While I was down in Somerset I took the trouble to visit the Haynes Motor Museum at Sparkford. Established by John Haynes, of workshop manual fame, the collection is wonderfully diverse and covers everything from the dawn of motoring to the present day.

My description could make the museum sound somewhat disorganised and lacking in purpose. It is, in fact, very nicely laid out with cars in sensible thematic groups.

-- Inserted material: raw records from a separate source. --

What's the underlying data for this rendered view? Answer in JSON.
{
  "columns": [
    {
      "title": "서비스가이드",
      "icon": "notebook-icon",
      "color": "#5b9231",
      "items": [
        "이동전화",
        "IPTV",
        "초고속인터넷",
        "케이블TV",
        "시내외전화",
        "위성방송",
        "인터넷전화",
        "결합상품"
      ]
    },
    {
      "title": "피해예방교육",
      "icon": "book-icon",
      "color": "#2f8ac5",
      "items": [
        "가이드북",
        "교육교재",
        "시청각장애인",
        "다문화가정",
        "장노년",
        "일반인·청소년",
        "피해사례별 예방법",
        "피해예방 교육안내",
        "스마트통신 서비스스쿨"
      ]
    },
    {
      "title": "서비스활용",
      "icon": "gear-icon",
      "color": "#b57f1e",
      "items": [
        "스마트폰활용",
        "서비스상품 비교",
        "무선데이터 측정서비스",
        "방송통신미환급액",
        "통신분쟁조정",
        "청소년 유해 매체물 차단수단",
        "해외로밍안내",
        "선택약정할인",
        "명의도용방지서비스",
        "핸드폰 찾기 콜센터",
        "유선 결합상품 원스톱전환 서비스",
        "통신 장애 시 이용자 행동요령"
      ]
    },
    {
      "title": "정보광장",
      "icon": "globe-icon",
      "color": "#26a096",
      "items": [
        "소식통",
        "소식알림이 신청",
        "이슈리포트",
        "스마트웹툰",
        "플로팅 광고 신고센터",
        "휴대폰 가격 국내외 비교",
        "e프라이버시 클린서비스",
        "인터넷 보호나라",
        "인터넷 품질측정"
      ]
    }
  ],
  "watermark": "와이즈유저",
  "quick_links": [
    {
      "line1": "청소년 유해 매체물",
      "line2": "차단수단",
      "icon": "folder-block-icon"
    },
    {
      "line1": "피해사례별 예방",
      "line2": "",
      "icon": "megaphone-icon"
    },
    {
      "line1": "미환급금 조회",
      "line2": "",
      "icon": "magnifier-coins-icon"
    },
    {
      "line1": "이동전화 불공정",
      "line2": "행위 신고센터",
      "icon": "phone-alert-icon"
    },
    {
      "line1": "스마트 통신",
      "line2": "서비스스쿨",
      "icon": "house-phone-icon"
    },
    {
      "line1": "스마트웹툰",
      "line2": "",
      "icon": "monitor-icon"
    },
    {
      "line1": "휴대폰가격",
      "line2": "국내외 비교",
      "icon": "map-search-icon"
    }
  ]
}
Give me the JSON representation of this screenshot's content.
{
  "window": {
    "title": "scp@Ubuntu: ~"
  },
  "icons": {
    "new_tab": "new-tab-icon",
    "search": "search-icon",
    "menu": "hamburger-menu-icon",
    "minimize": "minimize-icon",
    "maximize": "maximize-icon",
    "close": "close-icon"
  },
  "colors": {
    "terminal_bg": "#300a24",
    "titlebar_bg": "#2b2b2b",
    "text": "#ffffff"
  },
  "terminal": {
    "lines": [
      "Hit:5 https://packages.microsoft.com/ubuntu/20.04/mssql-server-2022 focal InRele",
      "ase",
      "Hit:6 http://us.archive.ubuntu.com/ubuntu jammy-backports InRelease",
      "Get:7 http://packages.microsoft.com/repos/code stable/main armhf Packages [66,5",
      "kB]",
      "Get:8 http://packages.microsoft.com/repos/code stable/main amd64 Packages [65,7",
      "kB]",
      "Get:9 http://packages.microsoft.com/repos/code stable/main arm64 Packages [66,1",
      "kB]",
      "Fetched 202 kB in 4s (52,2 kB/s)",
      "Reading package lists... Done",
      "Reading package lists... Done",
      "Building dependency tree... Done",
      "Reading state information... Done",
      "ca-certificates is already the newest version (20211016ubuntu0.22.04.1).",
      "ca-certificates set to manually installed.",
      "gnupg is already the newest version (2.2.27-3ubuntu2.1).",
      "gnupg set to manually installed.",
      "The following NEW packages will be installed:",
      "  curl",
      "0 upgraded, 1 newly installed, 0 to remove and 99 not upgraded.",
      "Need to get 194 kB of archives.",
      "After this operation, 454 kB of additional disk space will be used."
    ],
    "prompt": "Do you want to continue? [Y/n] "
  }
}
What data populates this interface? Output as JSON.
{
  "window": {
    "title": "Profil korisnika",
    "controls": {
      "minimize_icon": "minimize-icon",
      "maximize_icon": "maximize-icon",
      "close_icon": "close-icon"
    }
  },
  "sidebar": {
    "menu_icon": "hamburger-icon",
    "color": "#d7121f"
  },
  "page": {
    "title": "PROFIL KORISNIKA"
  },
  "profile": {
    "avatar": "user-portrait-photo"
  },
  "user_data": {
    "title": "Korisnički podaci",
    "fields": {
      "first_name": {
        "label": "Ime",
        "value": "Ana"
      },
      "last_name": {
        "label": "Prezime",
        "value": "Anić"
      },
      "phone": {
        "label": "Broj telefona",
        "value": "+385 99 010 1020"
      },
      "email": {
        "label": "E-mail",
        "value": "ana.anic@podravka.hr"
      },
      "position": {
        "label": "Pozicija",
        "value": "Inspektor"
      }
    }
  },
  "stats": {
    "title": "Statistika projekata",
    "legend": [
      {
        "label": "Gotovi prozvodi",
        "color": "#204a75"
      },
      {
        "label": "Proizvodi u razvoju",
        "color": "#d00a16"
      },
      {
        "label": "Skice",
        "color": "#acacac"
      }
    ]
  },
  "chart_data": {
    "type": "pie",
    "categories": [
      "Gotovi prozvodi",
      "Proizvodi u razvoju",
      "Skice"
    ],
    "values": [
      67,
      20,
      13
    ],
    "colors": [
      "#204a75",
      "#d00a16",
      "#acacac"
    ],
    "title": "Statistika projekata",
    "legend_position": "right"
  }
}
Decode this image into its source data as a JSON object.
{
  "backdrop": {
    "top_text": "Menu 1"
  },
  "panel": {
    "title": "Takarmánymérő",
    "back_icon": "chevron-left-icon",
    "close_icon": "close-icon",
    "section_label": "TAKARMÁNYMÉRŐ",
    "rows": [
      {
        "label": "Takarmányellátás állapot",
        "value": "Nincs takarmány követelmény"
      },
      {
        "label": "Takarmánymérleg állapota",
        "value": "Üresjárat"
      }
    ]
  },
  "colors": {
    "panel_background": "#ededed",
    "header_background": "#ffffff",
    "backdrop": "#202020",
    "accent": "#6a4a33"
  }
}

You enter the main part of the museum through the “Red Room”, where every car is painted the same colour. The idea, allegedly, is that by having a lot of cars with near identical paint the visitor can more clearly consider line, form and proportion.

From Haynes Motor Museum


There are bubble cars but about the smallest “proper” cars are things like the Renault 4CV, Fiat 600 and this Honda.

From Haynes Motor Museum


It was nice to see three iconic Citroëns together, a Traction, D-series and SM.

From Haynes Motor Museum


Other double chevron cars included a lovely little 5CV.

From Haynes Motor Museum


As well as the corrugated shed that is the evergreen 2CV.

From Haynes Motor Museum


If you prefer your cars low and impractical there is the utterly gorgeous, early De Tomaso Pantera.

From Haynes Motor Museum


Or if you like luxurious grand tourers there is a Ferrari 400i.

From Haynes Motor Museum


The Ford Cortina is more down-to-earth. In fact this is the most basic 1.3-litre, two-door version of the mark four ‘tina. Funnily enough there is a dark blue car of exactly the same type (2-door, 1.3) local to my home. I wonder how many others there are?

From Haynes Motor Museum


A mark-three Ford Fiesta surely belongs in the car park and not behind a velvet rope. This is one of the experimental Fiestas fitted with a three-cylinder, two stroke engine.

From Haynes Motor Museum


I found this Bristol 403 impossible to resist. Sleek and spacious the Bristol was incredibly advanced for its day, with integrated bumpers mounted on rubber to absorb impacts, bonded in rear window and impressively low aerodynamic drag. With a 100bhp version of the BMW-derived two-litre, six cylinder engine the 403 could exceed 100mph. It could also carry four people, plenty of luggage and had decent ventilation. All of which makes it easy to understand why it was priced to compete with Aston Martins and Bentleys.

From Haynes Motor Museum


All of which can only give a taste of the breadth of the collection. If I get the opportunity I’ll post more photos.